"e" Natural Base

[NSX]

Just a little food for thought kinda thread here; what ways are there to find the numerical value of "e", that is, the natural base.

 

There's 2 I learned this semester:

1. 1/1! + 2/2! + 3/3! + ... n/n!, as n-->infinity where n is an element of natural numbers

Or something like that

 

and

 

2. The fundamental limit of calculus, that is:

lim x-->infinity for (1 + 1/x)^x

[JaKiri]

It's e = 1/0! + 1/1! + 1/2! + 1/3! (etc), which is something called a Taylor series; you get a good value out pretty quickly too.

[NSX]

Originally posted by MrL_JaKiri

It's e = 1/0! + 1/1! + 1/2! + 1/3! (etc), which is something called a Taylor series; you get a good value out pretty quickly too.

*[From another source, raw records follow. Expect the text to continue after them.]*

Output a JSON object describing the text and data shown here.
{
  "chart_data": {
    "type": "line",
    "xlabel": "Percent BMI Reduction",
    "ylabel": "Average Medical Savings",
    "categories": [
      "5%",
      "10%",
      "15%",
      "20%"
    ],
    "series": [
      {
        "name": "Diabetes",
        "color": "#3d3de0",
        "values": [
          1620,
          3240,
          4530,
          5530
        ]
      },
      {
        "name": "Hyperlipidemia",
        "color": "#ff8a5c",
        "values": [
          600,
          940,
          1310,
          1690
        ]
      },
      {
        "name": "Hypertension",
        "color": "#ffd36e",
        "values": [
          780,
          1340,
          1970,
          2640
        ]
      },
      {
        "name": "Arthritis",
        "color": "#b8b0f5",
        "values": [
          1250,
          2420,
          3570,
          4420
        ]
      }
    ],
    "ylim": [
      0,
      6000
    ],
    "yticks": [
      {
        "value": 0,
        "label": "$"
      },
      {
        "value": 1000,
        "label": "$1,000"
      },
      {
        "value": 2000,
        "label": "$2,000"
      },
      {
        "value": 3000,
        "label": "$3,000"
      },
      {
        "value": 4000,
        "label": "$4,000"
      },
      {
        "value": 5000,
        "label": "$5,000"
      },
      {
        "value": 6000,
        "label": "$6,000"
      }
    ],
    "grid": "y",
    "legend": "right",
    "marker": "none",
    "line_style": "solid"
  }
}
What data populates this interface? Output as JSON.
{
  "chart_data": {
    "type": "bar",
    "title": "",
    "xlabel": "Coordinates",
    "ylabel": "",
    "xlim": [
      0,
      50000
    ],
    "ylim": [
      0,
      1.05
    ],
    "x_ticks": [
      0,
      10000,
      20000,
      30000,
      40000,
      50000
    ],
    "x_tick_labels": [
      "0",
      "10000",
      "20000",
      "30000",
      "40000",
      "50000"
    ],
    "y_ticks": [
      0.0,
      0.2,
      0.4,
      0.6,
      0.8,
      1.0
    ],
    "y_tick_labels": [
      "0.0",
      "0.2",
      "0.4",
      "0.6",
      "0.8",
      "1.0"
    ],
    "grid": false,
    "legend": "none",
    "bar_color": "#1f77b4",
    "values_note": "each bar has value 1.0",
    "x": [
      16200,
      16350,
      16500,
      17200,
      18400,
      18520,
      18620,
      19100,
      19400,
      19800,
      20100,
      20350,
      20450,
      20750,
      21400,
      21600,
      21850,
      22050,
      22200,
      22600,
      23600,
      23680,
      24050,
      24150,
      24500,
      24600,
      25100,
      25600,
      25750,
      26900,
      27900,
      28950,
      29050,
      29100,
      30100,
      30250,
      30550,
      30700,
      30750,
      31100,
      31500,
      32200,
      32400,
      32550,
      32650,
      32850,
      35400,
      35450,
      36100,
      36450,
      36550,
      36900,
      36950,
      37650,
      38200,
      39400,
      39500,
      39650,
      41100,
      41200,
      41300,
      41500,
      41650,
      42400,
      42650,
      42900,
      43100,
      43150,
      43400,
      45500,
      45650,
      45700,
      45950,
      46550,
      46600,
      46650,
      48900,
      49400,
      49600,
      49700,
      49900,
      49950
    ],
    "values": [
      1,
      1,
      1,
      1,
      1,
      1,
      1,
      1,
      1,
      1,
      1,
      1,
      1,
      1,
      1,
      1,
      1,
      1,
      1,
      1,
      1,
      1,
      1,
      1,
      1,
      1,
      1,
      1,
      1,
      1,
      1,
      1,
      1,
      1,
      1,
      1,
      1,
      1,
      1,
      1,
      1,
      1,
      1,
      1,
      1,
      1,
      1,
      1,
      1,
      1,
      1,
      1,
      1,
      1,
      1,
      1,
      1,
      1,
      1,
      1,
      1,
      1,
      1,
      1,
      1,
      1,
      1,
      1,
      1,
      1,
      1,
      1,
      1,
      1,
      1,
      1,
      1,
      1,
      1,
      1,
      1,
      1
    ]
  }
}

Yeah; something like that...lol

 

That's the taylor series eh?

I see; I hear you math gurus talking about it alot; where else do you use this taylor series?

[JaKiri]

A taylor series assumes you can express a function as an infinite sum of the differations of the function, basically.

[Dave]

It's very useful for proving things like Euler's formula (e^(pi * i) +1 = 0) and stuff like that. Not sure I can think of anything else to use it for, but it's mainly used in proofs and such things. And approximations to things like circular/hyperbolic functions etc.

[NSX]

Originally posted by MrL_JaKiri

A taylor series assumes you can express a function as an infinite sum of the differations of the function, basically.

 

WHat do you mean by differations?

[JaKiri]

Originally posted by NSX

 

WHat do you mean by differations?

 

+en.

 

Typographical error.

[NSX]

So are there any other ways to express "e"?

[NSX]

Originally posted by dave

It's very useful for proving things like Euler's formula (e^(pi * i) +1 = 0) and stuff like that. Not sure I can think of anything else to use it for, but it's mainly used in proofs and such things. And approximations to things like circular/hyperbolic functions etc.

 

What's the value of i?

i^2=-1, so that makes i

[fafalone]

i is defined as the square root of -1, thats it.

[JaKiri]

Originally posted by NSX

 

What's the value of i?

i^2=-1, so that makes i

 

i is the square root of minus 1.

 

It's just a number.

[NSX]

Originally posted by MrL_JaKiri

 

i is the square root of minus 1.

 

It's just a number.

 

Ah..darn;

hehe

I wanted to just plug it into my calculator and try it.